Hot Sauce #2 is Melinda's Original Habanero Extra Hot Pepper Sauce, a sinister-sounding sauce selected by my wife for reasons that may or may not correspond with the fact that she just gave birth to a life-size human baby while I just stood around and said "push" a lot. Sometimes revenge is a dish best served hot enough to sear the nerve endings right off your tongue.
On a semi-related note, if you're thinking about launching a new blog, try not to do it within three days of having a new baby, at which point most of your free time will be occupied with wiping other people's hineys, noses, mouths, and other interesting parts that you never really thought of as places that needed to be wiped before. It's also worth mentioning that new babies don't sleep, ever, for any reason, between the hours of 10pm and 5am, and consequently, neither do you. This can have any number of adverse affects on you as a writer, from the inability to focus on anything for longer than
Sorry, from the inability to focus on anything for longer than a few seconds at a time to the deterioration of brain function to the low point of actually giggling during late-night reruns of "According to Jim." (Midnight on CW15, unless you can find the remote.)
Fortunately, only the most basic of motor skills are required for tasting hot sauce, the main one being the ability to swat the bottle out of your toddler's hands when you leave it sitting too close to the edge of the table. Which I did, and which I did.
My biggest initial challenge when it came to Melinda's Original Habanero Extra Hot Pepper Sauce was not its formidable heat, but its bottle. The top is capped with this cutesy plastic funnel that is constantly clogged with huge glops of peppers, making it nearly impossible to get any of the hot sauce from the bottle to your food, which, from what I understand, is sort of the point. Although in retrospect, that might not be a bad thing, because …

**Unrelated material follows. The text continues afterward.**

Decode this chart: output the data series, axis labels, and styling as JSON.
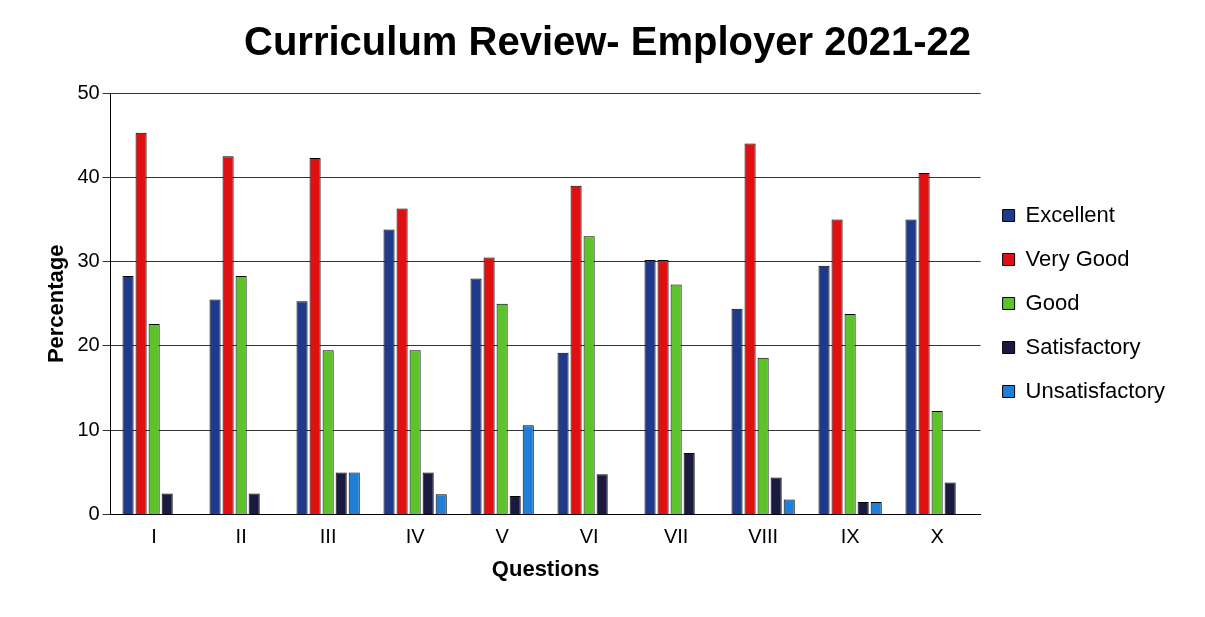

Taste: Taste-wise, the hot sauce landed somewhere between "meh" and "OK-ish." There is a ton of lime and an overtone of carrots, which have as much business being in a food product as someone who tried to secede from the union has being in a presidential race. They belong in a category with cilantro and ginger as Foods You Only Serve People You're Too Passive to Poison. The internet tells me that carrots are a fairly common ingredient in hot sauces, although most brands have the decency to hide it. Melinda's garlic and vinegar are pleasantly subtle. The backbone of the flavor is the habanero, lying in wait behind the lime like a ham-fisted suckerpunch. The finish is all pepper, bold enough that it spiced up my food without hijacking it.
Burn: The Extra Hot Pepper Sauce kicks you in the teeth like a donkey, but the heat burns off quickly, and isn't nearly as savage as the sauce's name suggests. On a hotness scale of Gimli the Dwarf to Arwen the Elf, I'd give it maybe a Rosie, the cute hobbit bartender. Nerds, unite. Melinda's also makes an XXXtra Hot Sauce and, I'm not making this up, an XXXXtra Hot Sauce. Because sometimes three X's aren't enough to get the idea across. So presumably they're saving the real heat for those blends, as I will inevitably discover the next time my wife gives birth. But the heat of the Extra Hot sauce is still raging enough that eating it feels more like a sport than a leisure activity. You know when the Fellowship of the Ring is traveling through the mines of Moria and then Pippin knocks that dead soldier down the well and wakes up the Balrog and then the goblins attack them and Frodo gets speared by that cave troll? That cave troll is how I picture this hot sauce. Lots of muscle, not much dimension, and few marketable skills aside from its brute force.
Verdict: This hot sauce is good for a quick hit of fire, but is not a go-to sauce for flavor, on account of the blechiness. For now, hot sauce #1, Cholula, is the one to beat.